もちろん、実際には「庶民」にもいろんな趣味の人がいると思うけど、浦野理一の着物に憧れるのはちっとも「庶民的」な事じゃないと思う。(イメージとしての)鎌倉が庶民的じゃないと同じように。庶民的ってお金があまりないこととは別のことだと思う。(お金持ちでも庶民的な人はいると思う。)

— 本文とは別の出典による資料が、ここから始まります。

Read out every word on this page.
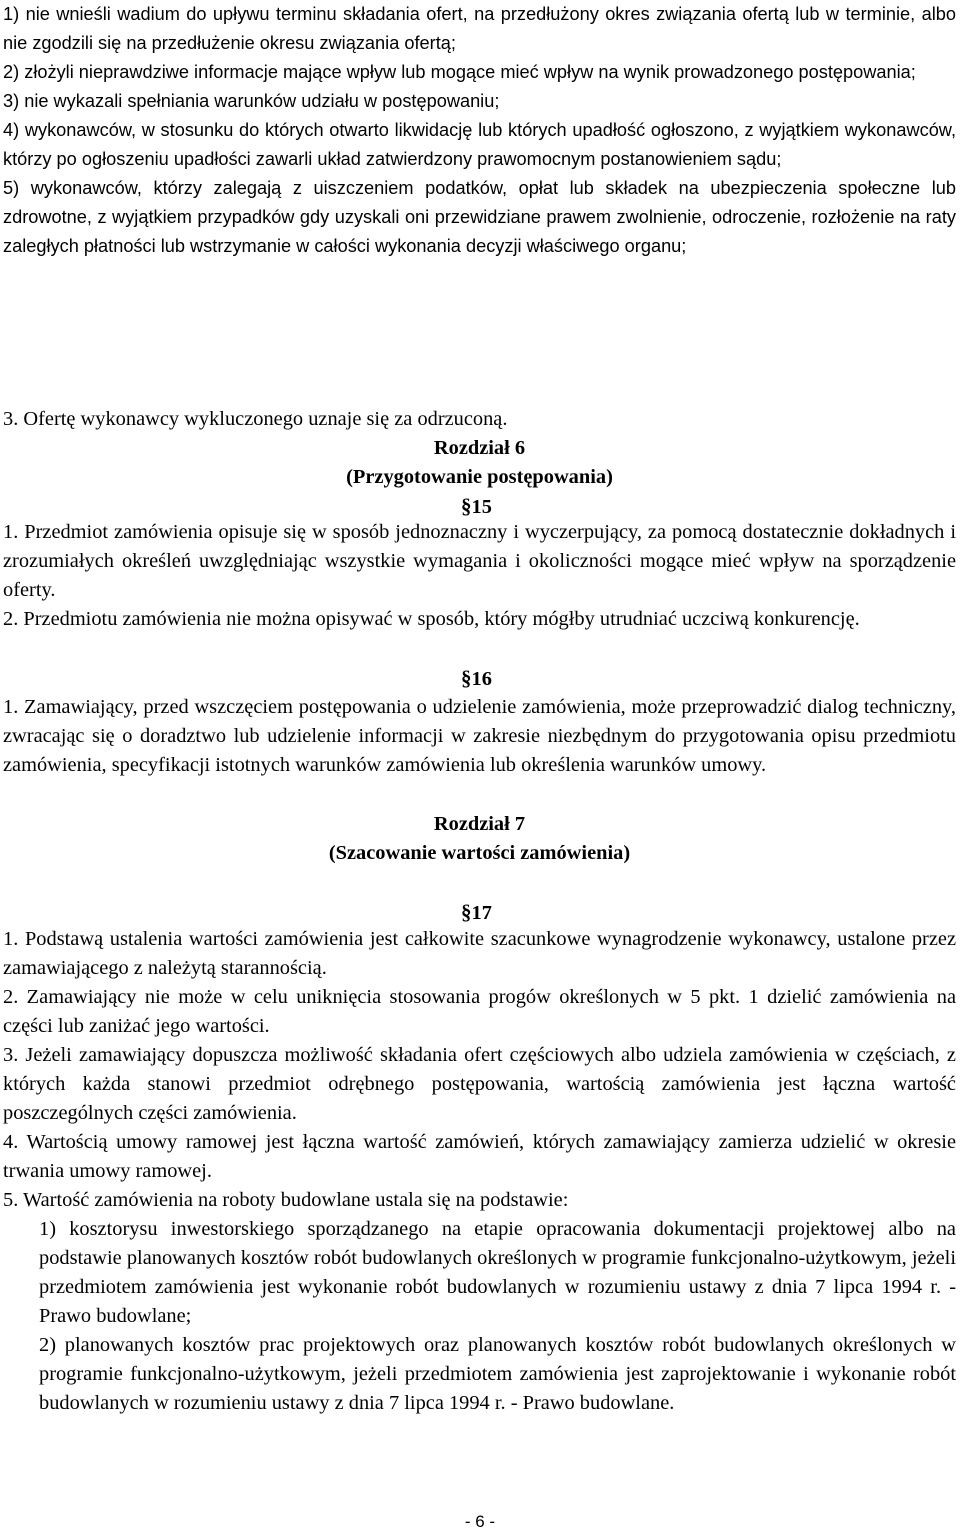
1) nie wnieśli wadium do upływu terminu składania ofert, na przedłużony okres związania ofertą lub w terminie, albo nie zgodzili się na przedłużenie okresu związania ofertą;

2) złożyli nieprawdziwe informacje mające wpływ lub mogące mieć wpływ na wynik prowadzonego postępowania;

3) nie wykazali spełniania warunków udziału w postępowaniu;

4) wykonawców, w stosunku do których otwarto likwidację lub których upadłość ogłoszono, z wyjątkiem wykonawców, którzy po ogłoszeniu upadłości zawarli układ zatwierdzony prawomocnym postanowieniem sądu;

5) wykonawców, którzy zalegają z uiszczeniem podatków, opłat lub składek na ubezpieczenia społeczne lub zdrowotne, z wyjątkiem przypadków gdy uzyskali oni przewidziane prawem zwolnienie, odroczenie, rozłożenie na raty zaległych płatności lub wstrzymanie w całości wykonania decyzji właściwego organu;

3. Ofertę wykonawcy wykluczonego uznaje się za odrzuconą.

Rozdział 6

(Przygotowanie postępowania)

§15

1. Przedmiot zamówienia opisuje się w sposób jednoznaczny i wyczerpujący, za pomocą dostatecznie dokładnych i zrozumiałych określeń uwzględniając wszystkie wymagania i okoliczności mogące mieć wpływ na sporządzenie oferty.

2. Przedmiotu zamówienia nie można opisywać w sposób, który mógłby utrudniać uczciwą konkurencję.

§16

1. Zamawiający, przed wszczęciem postępowania o udzielenie zamówienia, może przeprowadzić dialog techniczny, zwracając się o doradztwo lub udzielenie informacji w zakresie niezbędnym do przygotowania opisu przedmiotu zamówienia, specyfikacji istotnych warunków zamówienia lub określenia warunków umowy.

Rozdział 7

(Szacowanie wartości zamówienia)

§17

1. Podstawą ustalenia wartości zamówienia jest całkowite szacunkowe wynagrodzenie wykonawcy, ustalone przez zamawiającego z należytą starannością.

2. Zamawiający nie może w celu uniknięcia stosowania progów określonych w 5 pkt. 1 dzielić zamówienia na części lub zaniżać jego wartości.

3. Jeżeli zamawiający dopuszcza możliwość składania ofert częściowych albo udziela zamówienia w częściach, z których każda stanowi przedmiot odrębnego postępowania, wartością zamówienia jest łączna wartość poszczególnych części zamówienia.

4. Wartością umowy ramowej jest łączna wartość zamówień, których zamawiający zamierza udzielić w okresie trwania umowy ramowej.

5. Wartość zamówienia na roboty budowlane ustala się na podstawie:

1) kosztorysu inwestorskiego sporządzanego na etapie opracowania dokumentacji projektowej albo na podstawie planowanych kosztów robót budowlanych określonych w programie funkcjonalno-użytkowym, jeżeli przedmiotem zamówienia jest wykonanie robót budowlanych w rozumieniu ustawy z dnia 7 lipca 1994 r. - Prawo budowlane;

2) planowanych kosztów prac projektowych oraz planowanych kosztów robót budowlanych określonych w programie funkcjonalno-użytkowym, jeżeli przedmiotem zamówienia jest zaprojektowanie i wykonanie robót budowlanych w rozumieniu ustawy z dnia 7 lipca 1994 r. - Prawo budowlane.

- 6 -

このブログでも前に紹介しましたが、私も帯をもっています。
すんごく気に入っています。破けそうで怖いのであまり締めないけど。


あと、浦野さんの着物の本も持ってます。こちらもブログで紹介しました

「じゃあ庶民が憧れる、と書いて何が悪いの?」と言われちゃうかもしれないけど、それは浦野さんに、失礼だと思う。

自分の知っている浦野理一さんの着物のファンは、いしだあゆみさんと大橋歩さん。

二人の共通点は、当たり前だけど、浦野さんの美に共鳴してるってことだと思う。
だから、「今も昔も庶民にとっていつかは手にしてみたい憧れの存在である浦野理一の着物」っていう文書が気になるんだと思う。